MATERIALS AND METHODS

Literature search

A comprehensive electronic search was carried out using the PubMed, Web of Science, MEDLINE and Embase databases without any restriction (up to September 2015). The search items included various combinations of “breast”, “cancer”, “neoplasm”, “carcinoma”, “malign*”, “triple negative” and “circulating”. The reference lists of the retrieved articles and reviews were also checked manually for potentially relevant studies. Only articles written in English published in peer-reviewed journals were included.

Study selection

Studies were considered eligible if they fulfilled all the following criteria: (1) retrospective or prospective cohort studies; (2) investigated the progression or survival of TNBC patients stratified by CTC status; (3) reported HRs and 95% CIs or provided sufficient information to extrapolate them. For studies with overlapping data, we only kept the study with the larger sample size. The process was performed independently by two authors, and any discrepancy was resolved by discussion or consultation with a third party if required. We documented the process via a flow chart as recommended by the PRISMA statement [33] (Supplementary Table 2). We did not assign a quality score to each study because no such score assessment has received a general consensus for use in non-randomized prognostic studies. Instead, we performed the widely recommended subgroup and sensitivity analyses to determine the potential effects of CTC status on the prognosis of TNBC patients.

Data collection

Two of the authors independently collected the following data from each eligible study: first author's name, publication year, country, number of subjects analyzed, cancer stage, median follow-up, timing of blood collection, detection method, detection rate, and cut-off value for CTC status. We also recorded the prognostic outcomes (DFS, PFS, MFS, TTP, OS, survival curves, HR, and 95% CI, if available), regardless of whether they were tested by multivariate analysis. For one study [12], the reported HR indicated the CTC-negative rather than the CTC-positive arm.
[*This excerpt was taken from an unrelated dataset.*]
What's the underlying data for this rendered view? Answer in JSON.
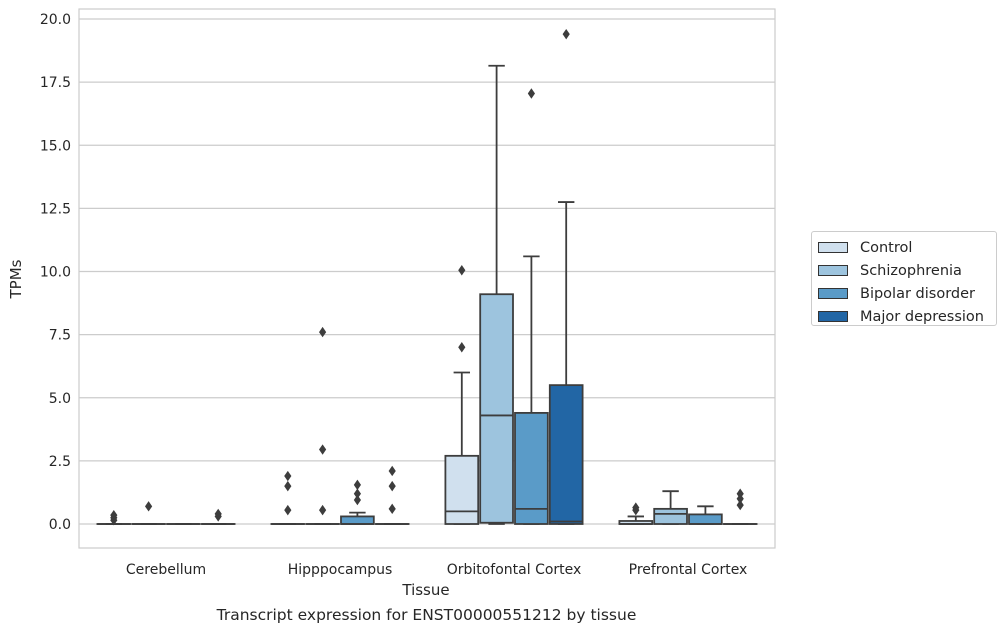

Thus we recalculated this HR by taking its reciprocal to maintain consistency with the other studies. When more than one blood sample per subject was collected at different time points, each sampling time point was documented and categorized as “baseline” or “mid- or post-therapy”. When more than one method was applied to detect CTCs, all results were considered as independent data sets. Any discrepancy was resolved by discussion or consultation.

Statistical methods

The HR and 95% CI were directly recorded from each included study or extrapolated as suggested by methods of Parmar [34] and Tierney [35]. We pooled these HRs using a fixed- or random-effect model according to heterogeneity [36]. Heterogeneity among studies was tested using Cochran's Q test and quantified by the I index, which is considered significant if P < 0.10 or I > 50 % by convention [37]. We then performed a meta-regression analysis to investigate the potential causes of heterogeneity. Subgroup analyses were also conducted to determine the potentially prognostic effect of CTC status. In addition, publication bias was evaluated with Begg's and Egger's test, and its influence on the pooled HR was assessed by the “trim-and-fill” method [38-40]. To evaluate the stability of the pooled results, we carried out a one-way sensitivity analysis by recalculating the pooled HR after excluding each study in turn. All statistical tests were performed using Stata 12.1 software (College Station, TX, USA).